Updated: Mar 16, 2023

On my first day in an NHS Lothian clinic a colleague of mine stated 'you'll probably see a case of gout every day here' (meaning in Edinburgh). Gout is a type of arthritis that affects men more than women and causes sudden severe joint pain. It usually starts in the big toe, but other joints can be affected such as the ankle, knee or foot.


What is gout and what causes it?

Gout is caused by an imbalance of uric acid in the body resulting in a build-up of uric acid in the blood. When there are high levels of uric acid in the blood, small urate crystals form which collect in and around the joint, causing irritation, inflammation and severe pain.




Is it serious?

Apart from the severe pain that gout causes, gout can also be responsible for kidney damage caused by crystals forming to create kidney stones which are notorious for being extremely painful to pass.


Who gets it?

One in two hundred people are affected by gout. It commonly affects men rather than women, especially as they get older, but can run in families too.


How do I know I have it?

The main symptom of gout is sudden, acute throbbing pain usually affecting the big toe joint, which is extremely swollen and red.


How do I prevent it?

You can reduce your chances of developing gout by leading a healthy lifestyle including:

  • Maintaining a healthy weight

  • Eating a healthy diet including what you drink (ie avoiding too much alcohol and fizzy drinks)

  • Making sure there is plenty of vitamin C in your diet


What are the treatments?

Gout can be controlled and regulated with anti-inflammatory drugs, which your GP will be able to prescribe. An immediate measure to ease an acute attack is elevation of your leg and application of ice or cooling lotions while waiting for your medication to take effect.


Your podiatrist at Find Your Stride will also be able to help alleviate issues by adapting your existing footwear with orthoses or other appliances which fit easily into your shoes and help redistribute pressure away from the affected parts.

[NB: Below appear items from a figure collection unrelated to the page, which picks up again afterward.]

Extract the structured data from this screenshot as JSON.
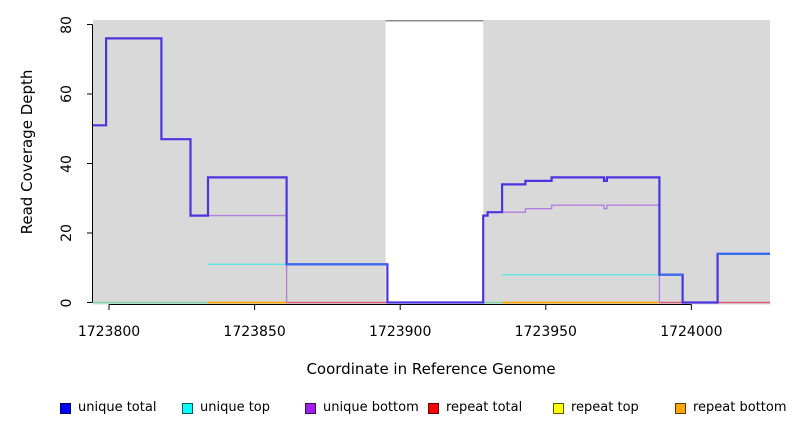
{
  "chart_data": {
    "type": "line",
    "subtype": "step-coverage-plot",
    "title": "",
    "xlabel": "Coordinate in Reference Genome",
    "ylabel": "Read Coverage Depth",
    "xlim": [
      1723794.5,
      1724027
    ],
    "ylim": [
      0,
      81.3
    ],
    "grid": false,
    "legend_position": "bottom",
    "xticks": [
      {
        "value": 1723800,
        "label": "1723800"
      },
      {
        "value": 1723850,
        "label": "1723850"
      },
      {
        "value": 1723900,
        "label": "1723900"
      },
      {
        "value": 1723950,
        "label": "1723950"
      },
      {
        "value": 1724000,
        "label": "1724000"
      }
    ],
    "yticks": [
      {
        "value": 0,
        "label": "0"
      },
      {
        "value": 20,
        "label": "20"
      },
      {
        "value": 40,
        "label": "40"
      },
      {
        "value": 60,
        "label": "60"
      },
      {
        "value": 80,
        "label": "80"
      }
    ],
    "background": {
      "plot_fill": "#d9d9d9",
      "gap_band": {
        "x0": 1723895,
        "x1": 1723928.5,
        "fill": "#ffffff",
        "top_border": "#8c8c8c"
      }
    },
    "series": [
      {
        "name": "unique total",
        "legend_color": "#0000ff",
        "steps": [
          [
            1723794.5,
            51
          ],
          [
            1723799,
            76
          ],
          [
            1723818,
            47
          ],
          [
            1723828,
            25
          ],
          [
            1723834,
            36
          ],
          [
            1723861,
            11
          ],
          [
            1723895.6,
            0
          ],
          [
            1723928.5,
            25
          ],
          [
            1723930,
            26
          ],
          [
            1723935,
            34
          ],
          [
            1723943,
            35
          ],
          [
            1723952,
            36
          ],
          [
            1723970,
            35
          ],
          [
            1723971,
            36
          ],
          [
            1723989,
            8
          ],
          [
            1723997,
            0
          ],
          [
            1724009,
            14
          ],
          [
            1724027,
            null
          ]
        ]
      },
      {
        "name": "unique top",
        "legend_color": "#00ffff",
        "steps": [
          [
            1723794.5,
            0
          ],
          [
            1723834,
            11
          ],
          [
            1723895.6,
            0
          ],
          [
            1723935,
            8
          ],
          [
            1723997,
            0
          ],
          [
            1724009,
            14
          ],
          [
            1724027,
            null
          ]
        ]
      },
      {
        "name": "unique bottom",
        "legend_color": "#a020f0",
        "steps": [
          [
            1723828,
            25
          ],
          [
            1723861,
            0
          ],
          [
            1723930,
            26
          ],
          [
            1723943,
            27
          ],
          [
            1723952,
            28
          ],
          [
            1723970,
            27
          ],
          [
            1723971,
            28
          ],
          [
            1723989,
            0
          ]
        ]
      },
      {
        "name": "repeat total",
        "legend_color": "#ff0000",
        "steps": [
          [
            1723861,
            0
          ],
          [
            1723895.6,
            0
          ],
          [
            1723989,
            0
          ],
          [
            1724027,
            null
          ]
        ]
      },
      {
        "name": "repeat top",
        "legend_color": "#ffff00",
        "steps": [
          [
            1723794.5,
            0
          ],
          [
            1723834,
            0
          ],
          [
            1723928.5,
            0
          ],
          [
            1723935,
            0
          ]
        ]
      },
      {
        "name": "repeat bottom",
        "legend_color": "#ffa500",
        "steps": [
          [
            1723834,
            0
          ],
          [
            1723861,
            0
          ],
          [
            1723935,
            0
          ],
          [
            1723989,
            0
          ]
        ]
      }
    ],
    "layers": [
      {
        "name": "baseline-overlap-green-left",
        "color": "#74d9a4",
        "width": 1.5,
        "points": [
          [
            1723794.5,
            0
          ],
          [
            1723834,
            null
          ]
        ]
      },
      {
        "name": "baseline-overlap-green-mid",
        "color": "#74d9a4",
        "width": 1.5,
        "points": [
          [
            1723928.5,
            0
          ],
          [
            1723935,
            null
          ]
        ]
      },
      {
        "name": "repeat-total-left",
        "color": "#dd5878",
        "width": 1.5,
        "points": [
          [
            1723861,
            0
          ],
          [
            1723895.6,
            null
          ]
        ]
      },
      {
        "name": "repeat-total-right",
        "color": "#dd5878",
        "width": 1.5,
        "points": [
          [
            1723989,
            0
          ],
          [
            1724027,
            null
          ]
        ]
      },
      {
        "name": "repeat-bottom-left",
        "color": "#ffa500",
        "width": 1.7,
        "points": [
          [
            1723834,
            0
          ],
          [
            1723861,
            null
          ]
        ]
      },
      {
        "name": "repeat-bottom-right",
        "color": "#ffa500",
        "width": 1.7,
        "points": [
          [
            1723935,
            0
          ],
          [
            1723989,
            null
          ]
        ]
      },
      {
        "name": "unique-top-left",
        "color": "#5ce6e6",
        "width": 1.4,
        "points": [
          [
            1723834,
            11
          ],
          [
            1723895.6,
            0
          ]
        ]
      },
      {
        "name": "unique-top-right",
        "color": "#5ce6e6",
        "width": 1.4,
        "points": [
          [
            1723935,
            8
          ],
          [
            1723997,
            0
          ]
        ]
      },
      {
        "name": "unique-top-far-right",
        "color": "#5ce6e6",
        "width": 1.4,
        "points": [
          [
            1724009,
            14
          ],
          [
            1724027,
            null
          ]
        ]
      },
      {
        "name": "unique-bottom-left",
        "color": "#b380e0",
        "width": 1.4,
        "points": [
          [
            1723828,
            25
          ],
          [
            1723861,
            0
          ]
        ]
      },
      {
        "name": "unique-bottom-right",
        "color": "#b380e0",
        "width": 1.4,
        "points": [
          [
            1723930,
            26
          ],
          [
            1723943,
            27
          ],
          [
            1723952,
            28
          ],
          [
            1723970,
            27
          ],
          [
            1723971,
            28
          ],
          [
            1723989,
            0
          ]
        ]
      },
      {
        "name": "unique-total",
        "color": "#4a35df",
        "width": 2.2,
        "points": [
          [
            1723794.5,
            51
          ],
          [
            1723799,
            76
          ],
          [
            1723818,
            47
          ],
          [
            1723828,
            25
          ],
          [
            1723834,
            36
          ],
          [
            1723861,
            11
          ],
          [
            1723895.6,
            0
          ],
          [
            1723928.5,
            25
          ],
          [
            1723930,
            26
          ],
          [
            1723935,
            34
          ],
          [
            1723943,
            35
          ],
          [
            1723952,
            36
          ],
          [
            1723970,
            35
          ],
          [
            1723971,
            36
          ],
          [
            1723989,
            8
          ],
          [
            1723997,
            0
          ],
          [
            1724009,
            14
          ],
          [
            1724027,
            null
          ]
        ]
      },
      {
        "name": "unique-total-overlap-mid",
        "color": "#3a6cf0",
        "width": 2.2,
        "points": [
          [
            1723861,
            11
          ],
          [
            1723895.6,
            null
          ]
        ]
      },
      {
        "name": "unique-total-overlap-right1",
        "color": "#3a6cf0",
        "width": 2.2,
        "points": [
          [
            1723989,
            8
          ],
          [
            1723997,
            null
          ]
        ]
      },
      {
        "name": "unique-total-overlap-right2",
        "color": "#3a6cf0",
        "width": 2.2,
        "points": [
          [
            1724009,
            14
          ],
          [
            1724027,
            null
          ]
        ]
      }
    ],
    "legend": {
      "items": [
        {
          "label": "unique total",
          "color": "#0000ff"
        },
        {
          "label": "unique top",
          "color": "#00ffff"
        },
        {
          "label": "unique bottom",
          "color": "#a020f0"
        },
        {
          "label": "repeat total",
          "color": "#ff0000"
        },
        {
          "label": "repeat top",
          "color": "#ffff00"
        },
        {
          "label": "repeat bottom",
          "color": "#ffa500"
        }
      ]
    }
  }
}
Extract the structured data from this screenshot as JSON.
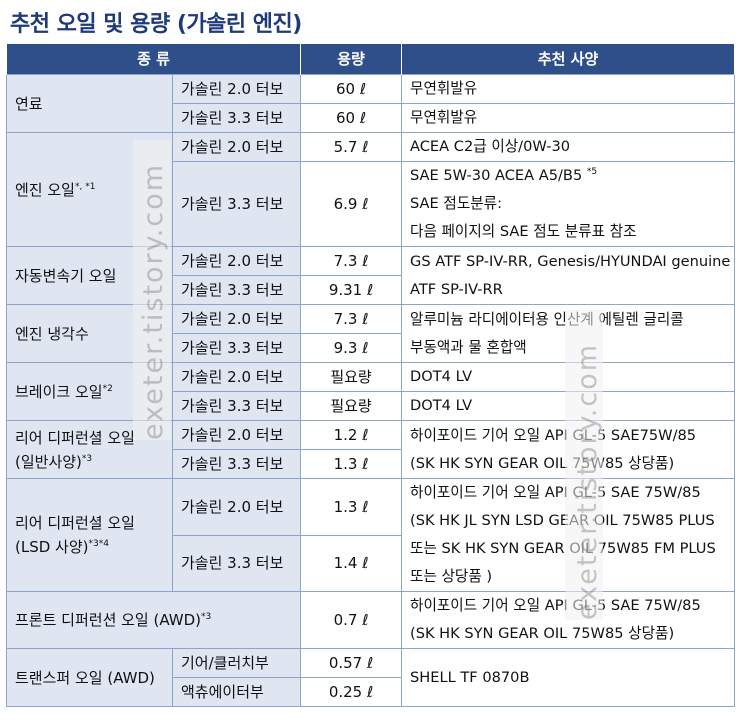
{
  "title": "추천 오일 및 용량 (가솔린 엔진)",
  "header": {
    "col_kind": "종    류",
    "col_capacity": "용량",
    "col_spec": "추천 사양"
  },
  "rows": {
    "fuel": {
      "category": "연료",
      "sub1": "가솔린 2.0 터보",
      "cap1": "60 ℓ",
      "spec1": "무연휘발유",
      "sub2": "가솔린 3.3 터보",
      "cap2": "60 ℓ",
      "spec2": "무연휘발유"
    },
    "engine_oil": {
      "category": "엔진 오일",
      "category_note": "*, *1",
      "sub1": "가솔린 2.0 터보",
      "cap1": "5.7 ℓ",
      "spec1": "ACEA C2급 이상/0W-30",
      "sub2": "가솔린 3.3 터보",
      "cap2": "6.9 ℓ",
      "spec2_line1": "SAE 5W-30 ACEA A5/B5",
      "spec2_note": "*5",
      "spec2_line2": "SAE 점도분류:",
      "spec2_line3": "다음 페이지의 SAE 점도 분류표 참조"
    },
    "transmission": {
      "category": "자동변속기 오일",
      "sub1": "가솔린 2.0 터보",
      "cap1": "7.3 ℓ",
      "sub2": "가솔린 3.3 터보",
      "cap2": "9.31 ℓ",
      "spec_line1": "GS ATF SP-IV-RR, Genesis/HYUNDAI genuine",
      "spec_line2": "ATF SP-IV-RR"
    },
    "coolant": {
      "category": "엔진 냉각수",
      "sub1": "가솔린 2.0 터보",
      "cap1": "7.3 ℓ",
      "sub2": "가솔린 3.3 터보",
      "cap2": "9.3 ℓ",
      "spec_line1": "알루미늄 라디에이터용 인산계 에틸렌 글리콜",
      "spec_line2": "부동액과 물 혼합액"
    },
    "brake": {
      "category": "브레이크 오일",
      "category_note": "*2",
      "sub1": "가솔린 2.0 터보",
      "cap1": "필요량",
      "spec1": "DOT4 LV",
      "sub2": "가솔린 3.3 터보",
      "cap2": "필요량",
      "spec2": "DOT4 LV"
    },
    "rear_diff": {
      "category_line1": "리어 디퍼런셜 오일",
      "category_line2": "(일반사양)",
      "category_note": "*3",
      "sub1": "가솔린 2.0 터보",
      "cap1": "1.2 ℓ",
      "sub2": "가솔린 3.3 터보",
      "cap2": "1.3 ℓ",
      "spec_line1": "하이포이드 기어 오일 API GL-5 SAE75W/85",
      "spec_line2": "(SK HK SYN GEAR OIL 75W85 상당품)"
    },
    "rear_diff_lsd": {
      "category_line1": "리어 디퍼런셜 오일",
      "category_line2": "(LSD 사양)",
      "category_note": "*3*4",
      "sub1": "가솔린 2.0 터보",
      "cap1": "1.3 ℓ",
      "sub2": "가솔린 3.3 터보",
      "cap2": "1.4 ℓ",
      "spec_line1": "하이포이드 기어 오일 API GL-5 SAE 75W/85",
      "spec_line2": "(SK HK JL SYN LSD GEAR OIL 75W85 PLUS",
      "spec_line3": "또는 SK HK SYN GEAR OIL 75W85 FM PLUS",
      "spec_line4": "또는 상당품 )"
    },
    "front_diff": {
      "category": "프론트 디퍼런션 오일 (AWD)",
      "category_note": "*3",
      "cap": "0.7 ℓ",
      "spec_line1": "하이포이드 기어 오일 API GL-5 SAE 75W/85",
      "spec_line2": "(SK HK SYN GEAR OIL 75W85 상당품)"
    },
    "transfer": {
      "category": "트랜스퍼 오일 (AWD)",
      "sub1": "기어/클러치부",
      "cap1": "0.57 ℓ",
      "sub2": "액츄에이터부",
      "cap2": "0.25 ℓ",
      "spec": "SHELL TF 0870B"
    }
  },
  "watermark": {
    "text": "exeter.tistory.com"
  },
  "colors": {
    "title": "#1f3a7a",
    "header_bg": "#2f4f8a",
    "category_bg": "#dfe6f2",
    "border": "#8ea4c8"
  }
}
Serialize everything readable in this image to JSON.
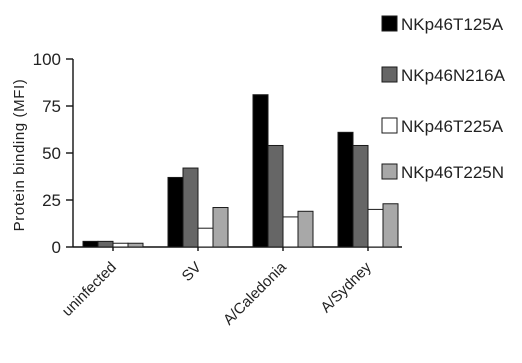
{
  "chart_data": {
    "type": "bar",
    "categories": [
      "uninfected",
      "SV",
      "A/Caledonia",
      "A/Sydney"
    ],
    "series": [
      {
        "name": "NKp46T125A",
        "values": [
          3,
          37,
          81,
          61
        ],
        "color": "#000000"
      },
      {
        "name": "NKp46N216A",
        "values": [
          3,
          42,
          54,
          54
        ],
        "color": "#666666"
      },
      {
        "name": "NKp46T225A",
        "values": [
          2,
          10,
          16,
          20
        ],
        "color": "#ffffff"
      },
      {
        "name": "NKp46T225N",
        "values": [
          2,
          21,
          19,
          23
        ],
        "color": "#a8a8a8"
      }
    ],
    "yticks": [
      0,
      25,
      50,
      75,
      100
    ],
    "ylim": [
      0,
      100
    ],
    "ylabel": "Protein binding (MFI)",
    "xlabel": "",
    "title": "",
    "legend_position": "top-right",
    "grid": false
  }
}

Made-to-measure shoes can also be prescribed: your podiatrist will be able to advise you on the correct type of shoes to wear and where to obtain them. They can also provide protective shields for your toes or padding to relieve pressure and reduce friction. Any secondary problems like ulcers or corns can also be treated. They can also refer you to a specialist for more serious cases.


When should I see a podiatrist?

If you experience any foot care issues which do not resolve themselves naturally or through routine foot care within six weeks, you should seek the help of a healthcare professional.